Furthermore, there are the Hindu gods and goddesses especially from the Śiva cycle who are placed on a par with the Buddhas and Bodhisattvas who contribute to the amplification of the Buddhist pantheon.

This newly formed mythology, this new Bodhisattva ideal and the much more vigorously prominent worship of the Buddha or Buddha-bhakti together form the popular phase of Mahāyāna.

So far this process was already extant in the Hīnayāna, it developed itself under the influence of Hinduism; and similarly the philosophical side of Mahāyāna is only a further evolution of the doctrine of Hīnayāna under the influence of Hinduism.

The ancient Buddhism denied the Ego and saw in the knowledge of the non-Ego a path to Nirvāṇa, to extinction of the Ego.

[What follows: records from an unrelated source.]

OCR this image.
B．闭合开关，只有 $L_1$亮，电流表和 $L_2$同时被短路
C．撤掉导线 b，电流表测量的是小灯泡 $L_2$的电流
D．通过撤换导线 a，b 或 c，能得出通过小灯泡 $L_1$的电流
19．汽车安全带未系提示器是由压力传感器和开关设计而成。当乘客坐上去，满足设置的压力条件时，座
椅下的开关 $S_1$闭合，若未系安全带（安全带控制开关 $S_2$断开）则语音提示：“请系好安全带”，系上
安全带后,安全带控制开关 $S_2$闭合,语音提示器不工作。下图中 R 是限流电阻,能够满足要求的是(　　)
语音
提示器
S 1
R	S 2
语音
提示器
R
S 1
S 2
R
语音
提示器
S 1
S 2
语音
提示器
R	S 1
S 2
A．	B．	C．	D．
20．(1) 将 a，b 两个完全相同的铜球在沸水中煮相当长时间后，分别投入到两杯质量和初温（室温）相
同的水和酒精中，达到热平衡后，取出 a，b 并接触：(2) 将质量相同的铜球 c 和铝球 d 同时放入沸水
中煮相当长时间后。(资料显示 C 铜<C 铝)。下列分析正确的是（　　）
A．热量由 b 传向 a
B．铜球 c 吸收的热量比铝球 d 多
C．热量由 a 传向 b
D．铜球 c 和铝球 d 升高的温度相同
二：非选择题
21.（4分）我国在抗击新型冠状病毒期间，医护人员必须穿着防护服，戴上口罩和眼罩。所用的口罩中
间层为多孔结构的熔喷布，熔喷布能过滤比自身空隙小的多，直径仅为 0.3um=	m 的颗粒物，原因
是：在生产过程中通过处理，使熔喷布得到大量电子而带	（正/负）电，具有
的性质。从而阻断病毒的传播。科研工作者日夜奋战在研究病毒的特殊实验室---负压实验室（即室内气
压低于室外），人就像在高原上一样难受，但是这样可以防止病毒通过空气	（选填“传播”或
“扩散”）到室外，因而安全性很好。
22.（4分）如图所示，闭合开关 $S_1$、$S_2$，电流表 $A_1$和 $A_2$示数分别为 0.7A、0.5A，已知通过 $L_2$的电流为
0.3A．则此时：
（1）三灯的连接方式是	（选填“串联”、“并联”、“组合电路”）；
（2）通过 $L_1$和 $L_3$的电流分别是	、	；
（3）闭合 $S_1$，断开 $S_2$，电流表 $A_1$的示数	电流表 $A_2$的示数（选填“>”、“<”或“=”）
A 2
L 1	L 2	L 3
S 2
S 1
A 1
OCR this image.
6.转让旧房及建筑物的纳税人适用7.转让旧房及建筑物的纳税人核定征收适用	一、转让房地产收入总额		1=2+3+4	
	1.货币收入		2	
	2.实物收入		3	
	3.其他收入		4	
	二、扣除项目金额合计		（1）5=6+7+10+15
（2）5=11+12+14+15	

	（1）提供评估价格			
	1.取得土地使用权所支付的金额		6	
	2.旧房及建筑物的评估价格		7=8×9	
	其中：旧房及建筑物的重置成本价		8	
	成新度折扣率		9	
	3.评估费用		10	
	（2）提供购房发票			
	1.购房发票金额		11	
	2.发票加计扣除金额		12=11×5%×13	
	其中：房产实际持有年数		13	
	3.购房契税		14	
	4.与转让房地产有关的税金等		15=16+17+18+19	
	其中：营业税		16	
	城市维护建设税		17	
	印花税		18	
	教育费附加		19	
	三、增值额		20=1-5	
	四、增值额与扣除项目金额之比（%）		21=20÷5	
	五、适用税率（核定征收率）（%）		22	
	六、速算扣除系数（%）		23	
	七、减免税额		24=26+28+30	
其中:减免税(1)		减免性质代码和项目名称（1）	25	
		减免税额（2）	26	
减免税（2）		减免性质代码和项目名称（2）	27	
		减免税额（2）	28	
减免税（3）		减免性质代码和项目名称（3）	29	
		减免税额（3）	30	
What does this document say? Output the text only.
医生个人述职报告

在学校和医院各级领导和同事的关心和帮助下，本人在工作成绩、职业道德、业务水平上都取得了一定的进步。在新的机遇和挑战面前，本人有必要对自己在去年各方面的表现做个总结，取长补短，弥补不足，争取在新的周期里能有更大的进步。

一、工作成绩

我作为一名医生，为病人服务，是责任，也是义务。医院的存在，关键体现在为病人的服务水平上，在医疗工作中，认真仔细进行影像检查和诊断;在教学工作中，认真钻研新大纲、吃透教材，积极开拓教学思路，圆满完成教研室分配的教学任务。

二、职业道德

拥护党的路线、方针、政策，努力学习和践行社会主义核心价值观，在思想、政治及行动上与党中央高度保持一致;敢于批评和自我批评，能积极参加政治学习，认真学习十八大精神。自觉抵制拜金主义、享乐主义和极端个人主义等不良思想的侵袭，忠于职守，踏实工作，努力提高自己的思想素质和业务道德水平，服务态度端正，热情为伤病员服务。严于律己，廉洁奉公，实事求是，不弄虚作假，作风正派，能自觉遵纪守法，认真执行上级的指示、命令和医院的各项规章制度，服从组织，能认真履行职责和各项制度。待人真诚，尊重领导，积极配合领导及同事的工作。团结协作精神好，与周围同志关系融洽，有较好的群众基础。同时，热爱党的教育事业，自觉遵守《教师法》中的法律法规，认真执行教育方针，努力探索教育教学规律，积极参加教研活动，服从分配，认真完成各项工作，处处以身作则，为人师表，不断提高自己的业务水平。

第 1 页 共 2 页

The Mahāyāna schools went still further and taught that not only there was no Ego, but that there was nothing at all - only a blank, sārvam śūnyam.

They professed a complete negativism or śūnyavāda which denied both Being and non-Being at the same time or believed in idealistic negativism or Vijñānavāda which at least recognises a Being comprised in consciousness.

As Max Wallaser [6] has put it, negativism is a better characterisation of the Mahāyāna philosophy than nihilism.

The Sanskrit literature in Buddhism, however, is by no means exclusively Mahāyānist. Before all the widely spread sect of the Sārvāstivādis, which belonged to the Hīnayāna and which is indicated by its designation of positivists, possessed a canon of its own and a rich literature in Sanskrit. Literally the doctrine of Sārvāstivāda means the doctrine of All-Exists.